Dominique Méda, philosophe et sociologue, s’est interrogée sur les facteurs possibles de l’absence de femmes dans les métiers du numérique présentés dans le rapport Coutelle. La première peut être que  les femmes méconnaissent le contenu et le sens de ces métiers, comme c’est observé pour les emplois d’ingénieur. Une autre serait la place trop réduite des filles dans les formations, liée à une moindre pratique dans l’enfance des jeux video et du « bidouillage » informatique.
 
Guy Mamou-Mani est le président de Syntec Numérique, organisation professionnelle des entreprises du secteur informatique,  qui compte une commission Femmes. Il a mis l’accent sur l’impact des stéréotypes sur la faible présence des femmes dans les métiers de l’informatique et évoqué les actions menées par le syndicat professionnel pour attirer davantage de femmes, essentiellement des expériences de coding  (écriture d’applications en langage informatique) dans les lycées et collèges. Il refuse le principe de quotas dans les embauches, estimant que ceci dévalorise les femmes, malgré les effets positifs enregistrés dans d’autres domaines (politique, fonction publique, CA) et considère que le secteur, avec la possibilité de travailler 24/24 heures et 7 /7 jours a un impact très positif sur la conciliation vie professionnelle vie familiale. Le public lui a rappelé l’inégal partage des responsabilités familiales entre hommes et femmes ne donnant pas à celles-ci la disponibilité totale permise aux hommes et les éloignant des emplois où elle est requise.

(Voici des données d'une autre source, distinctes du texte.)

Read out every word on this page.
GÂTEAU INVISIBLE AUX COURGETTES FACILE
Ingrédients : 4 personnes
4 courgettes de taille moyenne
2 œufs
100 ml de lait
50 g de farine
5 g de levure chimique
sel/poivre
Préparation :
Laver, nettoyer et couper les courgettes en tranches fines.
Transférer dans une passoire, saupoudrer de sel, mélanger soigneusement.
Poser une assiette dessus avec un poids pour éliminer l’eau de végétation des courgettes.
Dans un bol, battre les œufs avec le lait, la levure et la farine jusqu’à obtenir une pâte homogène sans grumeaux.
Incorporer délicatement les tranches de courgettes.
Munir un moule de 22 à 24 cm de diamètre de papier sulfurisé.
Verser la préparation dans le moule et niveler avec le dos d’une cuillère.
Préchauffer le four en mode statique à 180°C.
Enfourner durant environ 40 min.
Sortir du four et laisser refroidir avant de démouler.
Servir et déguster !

La question a été posée de la mise en œuvre dans les entreprises du numérique du droit à la déconnexion, introduit dans le projet de loi El Khomry. Le président de Syntec Numérique a signé un accord sur le sujet (sans la CGT) et en fait la promotion au plan mondial, mais il n’y adhère pas personnellement, considérant que la liberté totale apportée par le numérique est souhaitée par les salariés et que le droit est impossible à mettre en œuvre. Le responsable CFE-CGC Ile de France sur l’égalité a évoqué les troubles psycho-sociaux des salariés, en lien notamment avec les difficultés de conciliation vie professionnelle vie familiale, et la faiblesse des accords signés dans la branche en général.
 
Guy Mamou-Mani a lancé le mouvement « Jamais sans elles » qui regroupe principalement des chefs d’entreprise du numérique mais pas uniquement. Ces habitués des débats et colloques refusent d’y participer si aucune intervenante féminine n’est prévue.